Golden German millet has been successfully utilized for round bale and chopped silage.  A dry down period is required to bring the moisture down to 50 per cent for round bale silage and 65 per cent for chopped silage. The crop is about 75 per cent moisture in the vegetative pre-heading stage. Golden German millet is not ideal for baling as it is very slow to dry in the windrow due to the waxy leaf surface. Conditioning of the crop and narrow cutting width are recommended. Cut the crop when the weather is more conducive to drying.

Alternative Methods for Harvesting

An alternative method for harvesting Golden German millet as dry feed is to produce "yellow feed" by applying a pre-harvest application of glyphosate. The crop is sprayed with one litre per acre of glyphosate. The glyphosate does not terminate the growth of the crop until three to five days after the application. The crop then dries standing. This process depends on the weather, and can take from 12 to 21 days or longer. Once the crop is dry, it can be swathed and baled immediately.

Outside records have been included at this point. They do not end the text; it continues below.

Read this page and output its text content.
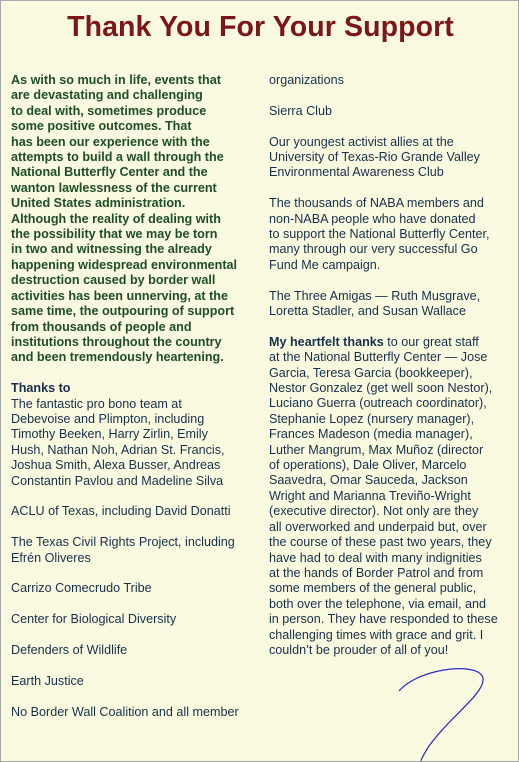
Thank You For Your Support

As with so much in life, events that
are devastating and challenging
to deal with, sometimes produce
some positive outcomes. That
has been our experience with the
attempts to build a wall through the
National Butterfly Center and the
wanton lawlessness of the current
United States administration.
Although the reality of dealing with
the possibility that we may be torn
in two and witnessing the already
happening widespread environmental
destruction caused by border wall
activities has been unnerving, at the
same time, the outpouring of support
from thousands of people and
institutions throughout the country
and been tremendously heartening.

Thanks to

The fantastic pro bono team at
Debevoise and Plimpton, including
Timothy Beeken, Harry Zirlin, Emily
Hush, Nathan Noh, Adrian St. Francis,
Joshua Smith, Alexa Busser, Andreas
Constantin Pavlou and Madeline Silva

ACLU of Texas, including David Donatti

The Texas Civil Rights Project, including
Efrén Oliveres

Carrizo Comecrudo Tribe

Center for Biological Diversity

Defenders of Wildlife

Earth Justice

No Border Wall Coalition and all member

organizations

Sierra Club

Our youngest activist allies at the
University of Texas-Rio Grande Valley
Environmental Awareness Club

The thousands of NABA members and
non-NABA people who have donated
to support the National Butterfly Center,
many through our very successful Go
Fund Me campaign.

The Three Amigas — Ruth Musgrave,
Loretta Stadler, and Susan Wallace

My heartfelt thanks to our great staff
at the National Butterfly Center — Jose
Garcia, Teresa Garcia (bookkeeper),
Nestor Gonzalez (get well soon Nestor),
Luciano Guerra (outreach coordinator),
Stephanie Lopez (nursery manager),
Frances Madeson (media manager),
Luther Mangrum, Max Muñoz (director
of operations), Dale Oliver, Marcelo
Saavedra, Omar Sauceda, Jackson
Wright and Marianna Treviño-Wright
(executive director). Not only are they
all overworked and underpaid but, over
the course of these past two years, they
have had to deal with many indignities
at the hands of Border Patrol and from
some members of the general public,
both over the telephone, via email, and
in person. They have responded to these
challenging times with grace and grit. I
couldn’t be prouder of all of you!
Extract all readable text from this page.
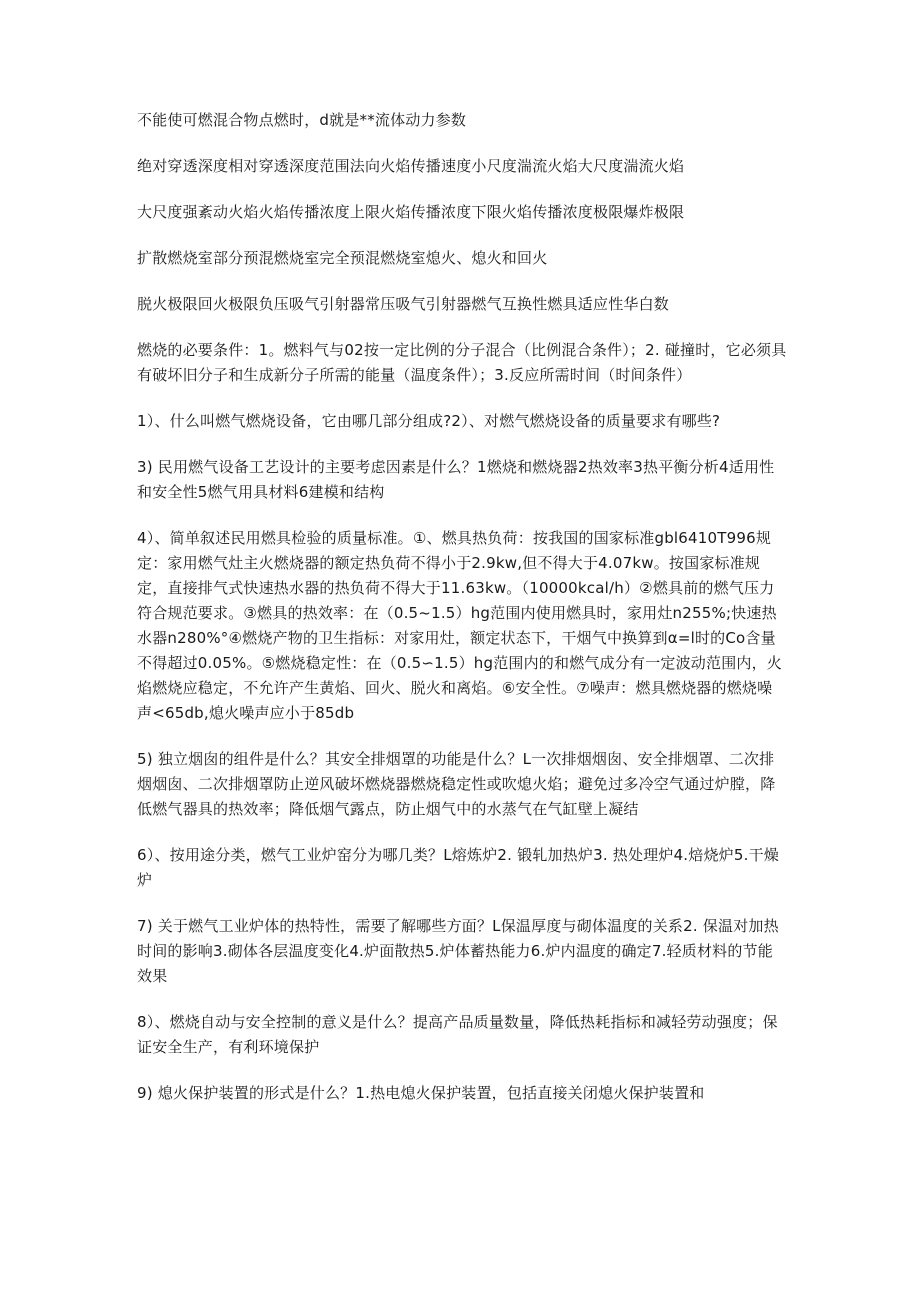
不能使可燃混合物点燃时，d就是**流体动力参数

绝对穿透深度相对穿透深度范围法向火焰传播速度小尺度湍流火焰大尺度湍流火焰

大尺度强紊动火焰火焰传播浓度上限火焰传播浓度下限火焰传播浓度极限爆炸极限

扩散燃烧室部分预混燃烧室完全预混燃烧室熄火、熄火和回火

脱火极限回火极限负压吸气引射器常压吸气引射器燃气互换性燃具适应性华白数

燃烧的必要条件：1。燃料气与02按一定比例的分子混合（比例混合条件）；2. 碰撞时，它必须具有破坏旧分子和生成新分子所需的能量（温度条件）；3.反应所需时间（时间条件）

1）、什么叫燃气燃烧设备，它由哪几部分组成?2）、对燃气燃烧设备的质量要求有哪些?

3) 民用燃气设备工艺设计的主要考虑因素是什么？1燃烧和燃烧器2热效率3热平衡分析4适用性和安全性5燃气用具材料6建模和结构

4）、简单叙述民用燃具检验的质量标准。①、燃具热负荷：按我国的国家标准gbl6410T996规定：家用燃气灶主火燃烧器的额定热负荷不得小于2.9kw,但不得大于4.07kw。按国家标准规定，直接排气式快速热水器的热负荷不得大于11.63kw。（10000kcal∕h）②燃具前的燃气压力符合规范要求。③燃具的热效率：在（0.5~1.5）hg范围内使用燃具时，家用灶n255%;快速热水器n280%°④燃烧产物的卫生指标：对家用灶，额定状态下，干烟气中换算到α=l时的Co含量不得超过0.05%。⑤燃烧稳定性：在（0.5∽1.5）hg范围内的和燃气成分有一定波动范围内，火焰燃烧应稳定，不允许产生黄焰、回火、脱火和离焰。⑥安全性。⑦噪声：燃具燃烧器的燃烧噪声<65db,熄火噪声应小于85db

5) 独立烟囱的组件是什么？其安全排烟罩的功能是什么？L一次排烟烟囱、安全排烟罩、二次排烟烟囱、二次排烟罩防止逆风破坏燃烧器燃烧稳定性或吹熄火焰；避免过多冷空气通过炉膛，降低燃气器具的热效率；降低烟气露点，防止烟气中的水蒸气在气缸壁上凝结

6）、按用途分类，燃气工业炉窑分为哪几类？L熔炼炉2. 锻轧加热炉3. 热处理炉4.焙烧炉5.干燥炉

7) 关于燃气工业炉体的热特性，需要了解哪些方面？L保温厚度与砌体温度的关系2. 保温对加热时间的影响3.砌体各层温度变化4.炉面散热5.炉体蓄热能力6.炉内温度的确定7.轻质材料的节能效果

8）、燃烧自动与安全控制的意义是什么？提高产品质量数量，降低热耗指标和减轻劳动强度；保证安全生产，有利环境保护

9) 熄火保护装置的形式是什么？1.热电熄火保护装置，包括直接关闭熄火保护装置和
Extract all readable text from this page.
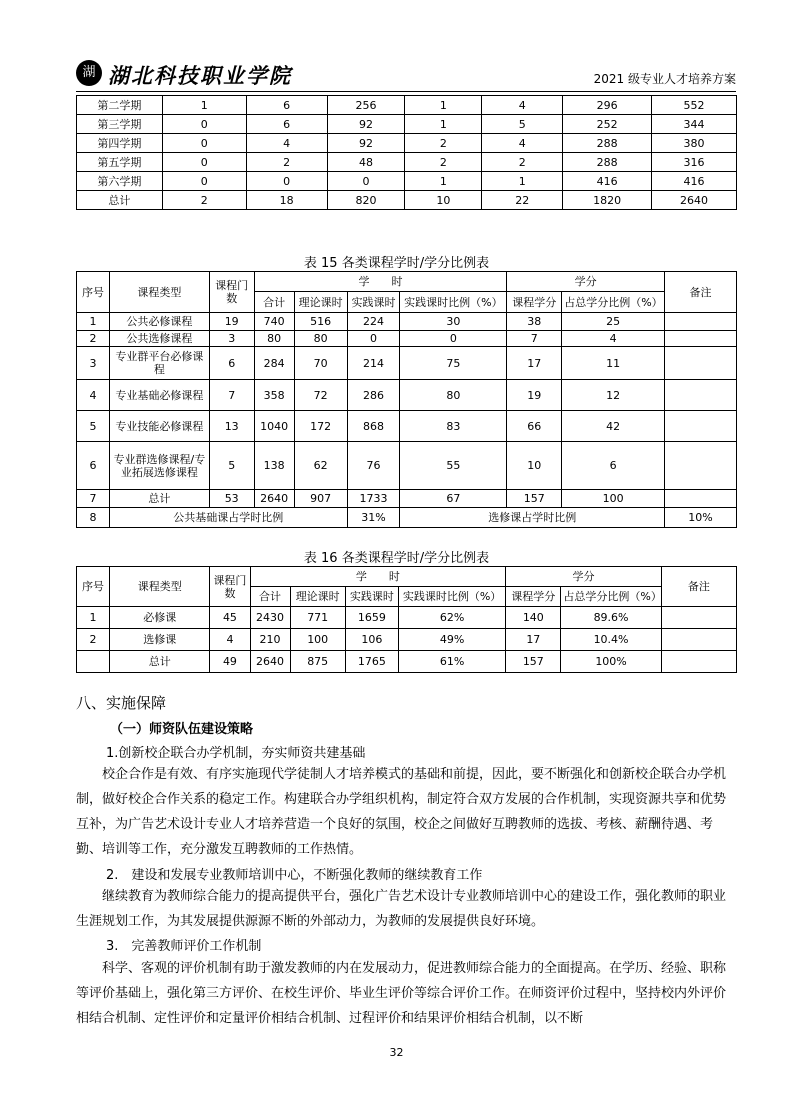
湖 湖北科技职业学院	2021 级专业人才培养方案
第二学期	1	6	256	1	4	296	552
第三学期	0	6	92	1	5	252	344
第四学期	0	4	92	2	4	288	380
第五学期	0	2	48	2	2	288	316
第六学期	0	0	0	1	1	416	416
总计	2	18	820	10	22	1820	2640
表 15 各类课程学时/学分比例表
序号	课程类型	课程门数	学　　时				学分		备注
			合计	理论课时	实践课时	实践课时比例（%）	课程学分	占总学分比例（%）	
1	公共必修课程	19	740	516	224	30	38	25	
2	公共选修课程	3	80	80	0	0	7	4	
3	专业群平台必修课程	6	284	70	214	75	17	11	
4	专业基础必修课程	7	358	72	286	80	19	12	
5	专业技能必修课程	13	1040	172	868	83	66	42	
6	专业群选修课程/专业拓展选修课程	5	138	62	76	55	10	6	
7	总计	53	2640	907	1733	67	157	100	
8	公共基础课占学时比例				31%	选修课占学时比例			10%
表 16 各类课程学时/学分比例表
序号	课程类型	课程门数	学　　时				学分		备注
			合计	理论课时	实践课时	实践课时比例（%）	课程学分	占总学分比例（%）	
1	必修课	45	2430	771	1659	62%	140	89.6%	
2	选修课	4	210	100	106	49%	17	10.4%	
	总计	49	2640	875	1765	61%	157	100%	
八、实施保障
（一）师资队伍建设策略
1.创新校企联合办学机制，夯实师资共建基础

校企合作是有效、有序实施现代学徒制人才培养模式的基础和前提，因此，要不断强化和创新校企联合办学机制，做好校企合作关系的稳定工作。构建联合办学组织机构，制定符合双方发展的合作机制，实现资源共享和优势互补，为广告艺术设计专业人才培养营造一个良好的氛围，校企之间做好互聘教师的选拔、考核、薪酬待遇、考勤、培训等工作，充分激发互聘教师的工作热情。

2.　建设和发展专业教师培训中心，不断强化教师的继续教育工作

继续教育为教师综合能力的提高提供平台，强化广告艺术设计专业教师培训中心的建设工作，强化教师的职业生涯规划工作，为其发展提供源源不断的外部动力，为教师的发展提供良好环境。

3.　完善教师评价工作机制

科学、客观的评价机制有助于激发教师的内在发展动力，促进教师综合能力的全面提高。在学历、经验、职称等评价基础上，强化第三方评价、在校生评价、毕业生评价等综合评价工作。在师资评价过程中，坚持校内外评价相结合机制、定性评价和定量评价相结合机制、过程评价和结果评价相结合机制，以不断

32
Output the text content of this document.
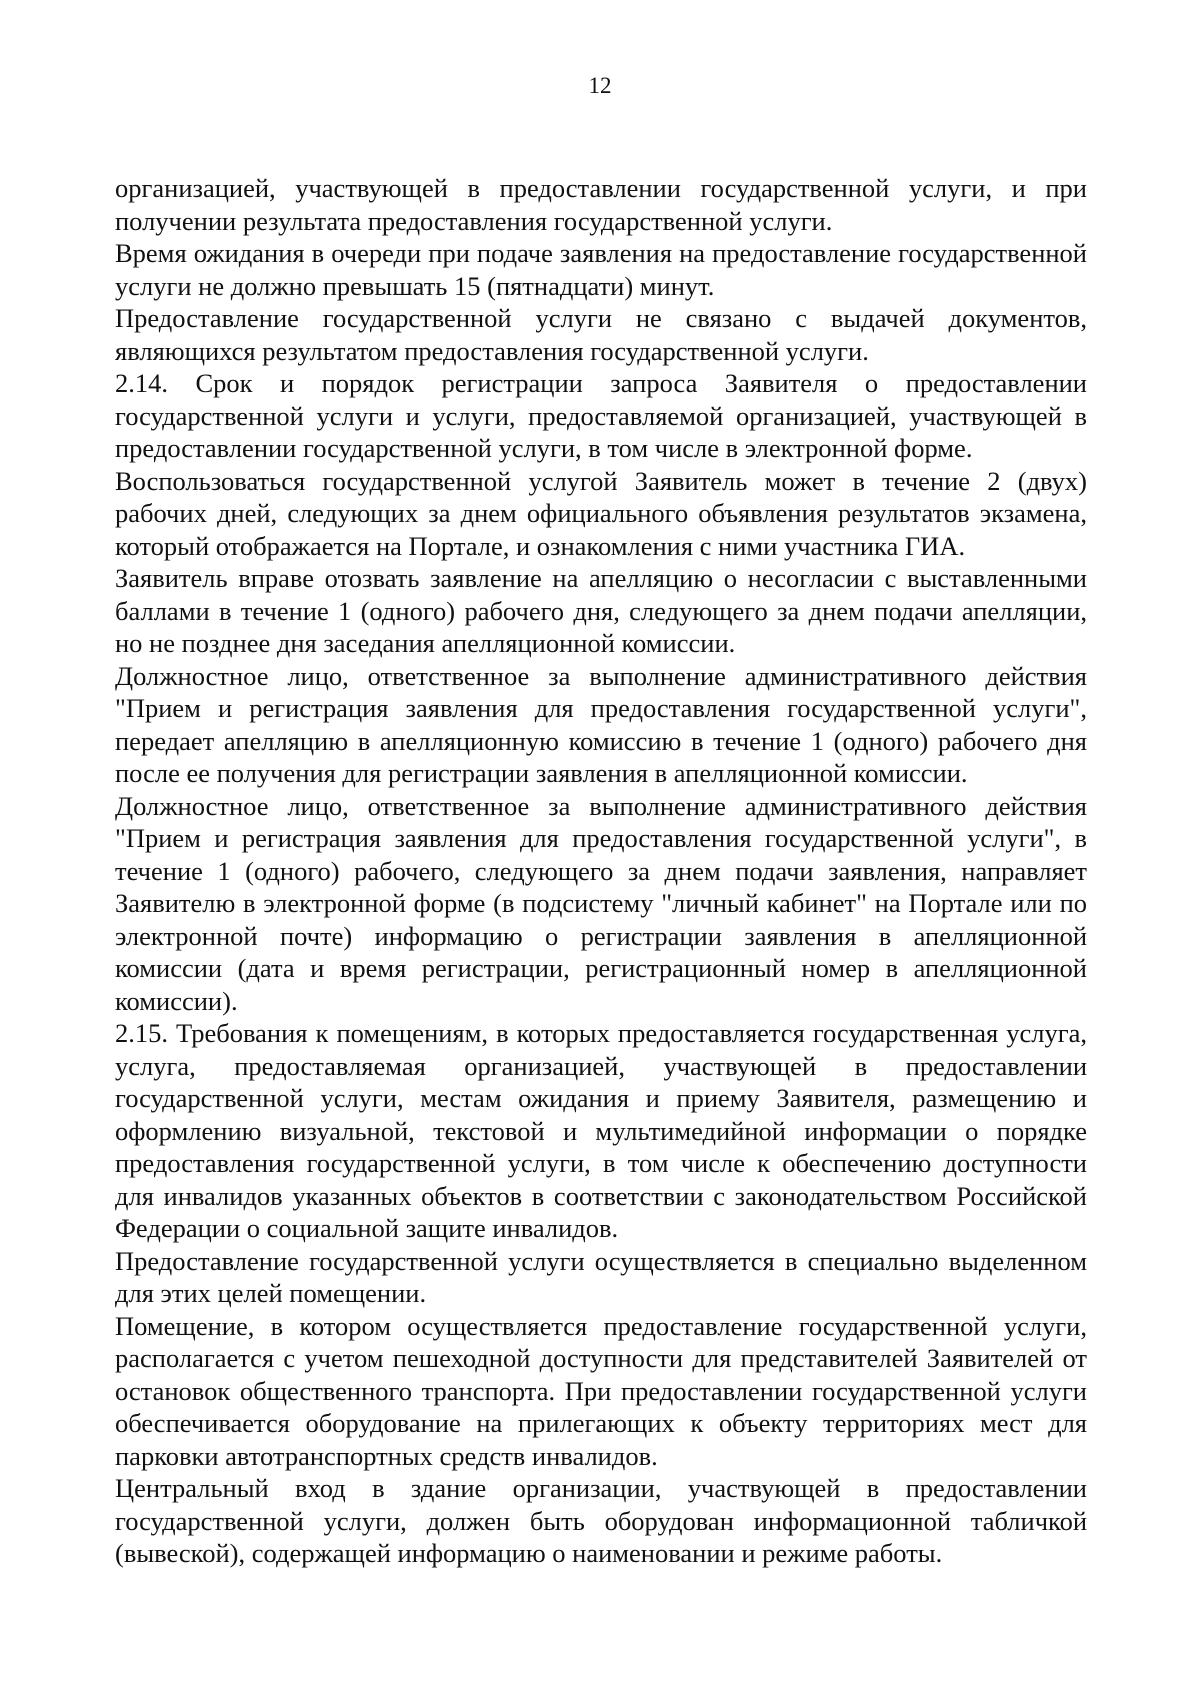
12

организацией, участвующей в предоставлении государственной услуги, и при получении результата предоставления государственной услуги.

Время ожидания в очереди при подаче заявления на предоставление государственной услуги не должно превышать 15 (пятнадцати) минут.

Предоставление государственной услуги не связано с выдачей документов, являющихся результатом предоставления государственной услуги.

2.14. Срок и порядок регистрации запроса Заявителя о предоставлении государственной услуги и услуги, предоставляемой организацией, участвующей в предоставлении государственной услуги, в том числе в электронной форме.

Воспользоваться государственной услугой Заявитель может в течение 2 (двух) рабочих дней, следующих за днем официального объявления результатов экзамена, который отображается на Портале, и ознакомления с ними участника ГИА.

Заявитель вправе отозвать заявление на апелляцию о несогласии с выставленными баллами в течение 1 (одного) рабочего дня, следующего за днем подачи апелляции, но не позднее дня заседания апелляционной комиссии.

Должностное лицо, ответственное за выполнение административного действия "Прием и регистрация заявления для предоставления государственной услуги", передает апелляцию в апелляционную комиссию в течение 1 (одного) рабочего дня после ее получения для регистрации заявления в апелляционной комиссии.

Должностное лицо, ответственное за выполнение административного действия "Прием и регистрация заявления для предоставления государственной услуги", в течение 1 (одного) рабочего, следующего за днем подачи заявления, направляет Заявителю в электронной форме (в подсистему "личный кабинет" на Портале или по электронной почте) информацию о регистрации заявления в апелляционной комиссии (дата и время регистрации, регистрационный номер в апелляционной комиссии).

2.15. Требования к помещениям, в которых предоставляется государственная услуга, услуга, предоставляемая организацией, участвующей в предоставлении государственной услуги, местам ожидания и приему Заявителя, размещению и оформлению визуальной, текстовой и мультимедийной информации о порядке предоставления государственной услуги, в том числе к обеспечению доступности для инвалидов указанных объектов в соответствии с законодательством Российской Федерации о социальной защите инвалидов.

Предоставление государственной услуги осуществляется в специально выделенном для этих целей помещении.

Помещение, в котором осуществляется предоставление государственной услуги, располагается с учетом пешеходной доступности для представителей Заявителей от остановок общественного транспорта. При предоставлении государственной услуги обеспечивается оборудование на прилегающих к объекту территориях мест для парковки автотранспортных средств инвалидов.

Центральный вход в здание организации, участвующей в предоставлении государственной услуги, должен быть оборудован информационной табличкой (вывеской), содержащей информацию о наименовании и режиме работы.
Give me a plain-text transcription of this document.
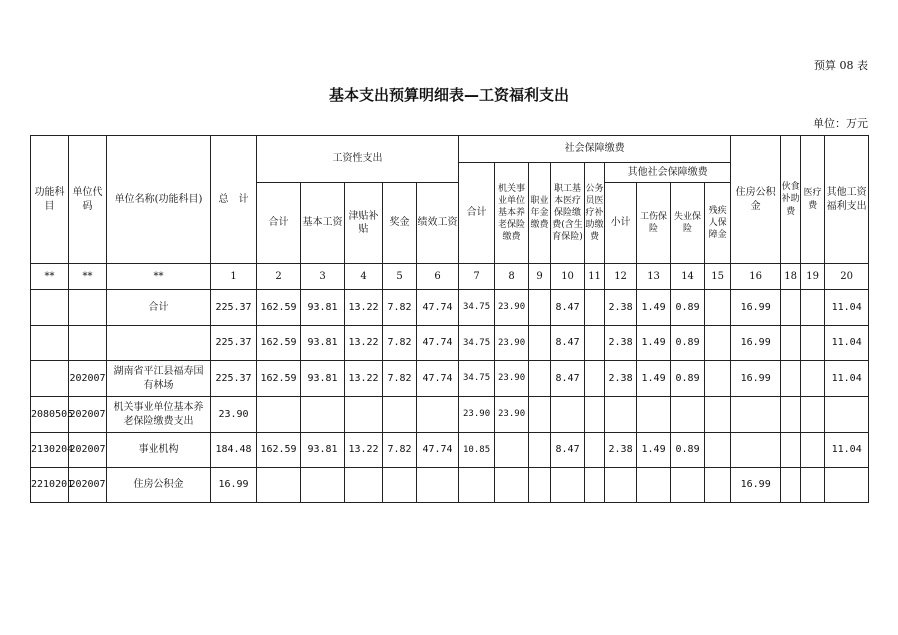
预算 08 表
基本支出预算明细表—工资福利支出
单位：万元
功能科目	单位代码	单位名称(功能科目)	总　计	工资性支出					社会保障缴费									住房公积金	伙食补助费	医疗费	其他工资福利支出
									合计	机关事业单位基本养老保险缴费	职业年金缴费	职工基本医疗保险缴费(含生育保险)	公务员医疗补助缴费	其他社会保障缴费							
				合计	基本工资	津贴补贴	奖金	绩效工资						小计	工伤保险	失业保险	残疾人保障金				
**	**	**	1	2	3	4	5	6	7	8	9	10	11	12	13	14	15	16	18	19	20
		合计	225.37	162.59	93.81	13.22	7.82	47.74	34.75	23.90		8.47		2.38	1.49	0.89		16.99			11.04
			225.37	162.59	93.81	13.22	7.82	47.74	34.75	23.90		8.47		2.38	1.49	0.89		16.99			11.04
	202007	湖南省平江县福寿国有林场	225.37	162.59	93.81	13.22	7.82	47.74	34.75	23.90		8.47		2.38	1.49	0.89		16.99			11.04
2080505	202007	机关事业单位基本养老保险缴费支出	23.90						23.90	23.90											
2130204	202007	事业机构	184.48	162.59	93.81	13.22	7.82	47.74	10.85			8.47		2.38	1.49	0.89					11.04
2210201	202007	住房公积金	16.99															16.99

Grazing of standing Golden German millet during the growing season is not recommended as it does not root firmly during early growth and is easily pulled from the soil by grazing livestock. Re-growth following grazing is slow. A trial compared the forage yield of a single harvest taken two weeks after heading with multiple cut simulated grazing during the growing season. The yield from the single harvest was approximately double the total of the multiple cuts.

Limitations

Limitations of Golden German millet include poor tolerance of soil salinity and cold, water-logged soils. Golden German millet has not produced well in cold years, as experienced in 1993. Producers have reported that Golden German millet is difficult to cut under wet conditions and that it is difficult to tub grind.

History of Golden German Millet

Golden German millet, a variety of German foxtail millet, was first released by Colorado State University in 1969. Siberian and Hungarian are two other types of foxtail millet. Foxtail millet (Setaria italica L.) is an ancient crop dating back to 5000 B.C. and is grown as a grain and forage crop in China, Russia, Europe and the central United States. Foxtail millet is a close relative of the common weed Wild Millet or Green Foxtail (Setaria viridis). Millets have been evaluated for use as hay and silage as early as 1902 in Saskatchewan, but were never widely adopted. In 1994, researchers in Colorado began promoting Golden German millet as a drought-tolerant crop that would produce well on wheat stubble. In 1998, Colorado producers began using the crop for swath grazing and the practice was investigated at the Brandon Research Centre in Manitoba. 

Summary

Golden German millet is best suited for swath grazing, but can also be used for green feed, yellow feed and silage production. Similar to corn and other warm season crops, it can produce relatively high forage yields in locations that receive significant amounts of moisture during the hottest days of the summer. It is essential that producers understand the agronomic differences between cool and warm season crops, and apply the practices that enable warm season crops to produce to their potential. 

References: May, W.E., Klein, L.H., Lafond, G.P., McConnell, J.T. and Phelps, S.M.  The suitability of cool and warm-season annual cereal species for winter grazing in Saskatchewan. Canadian Journal of Plant Science. 87: pages 739-752, 2007.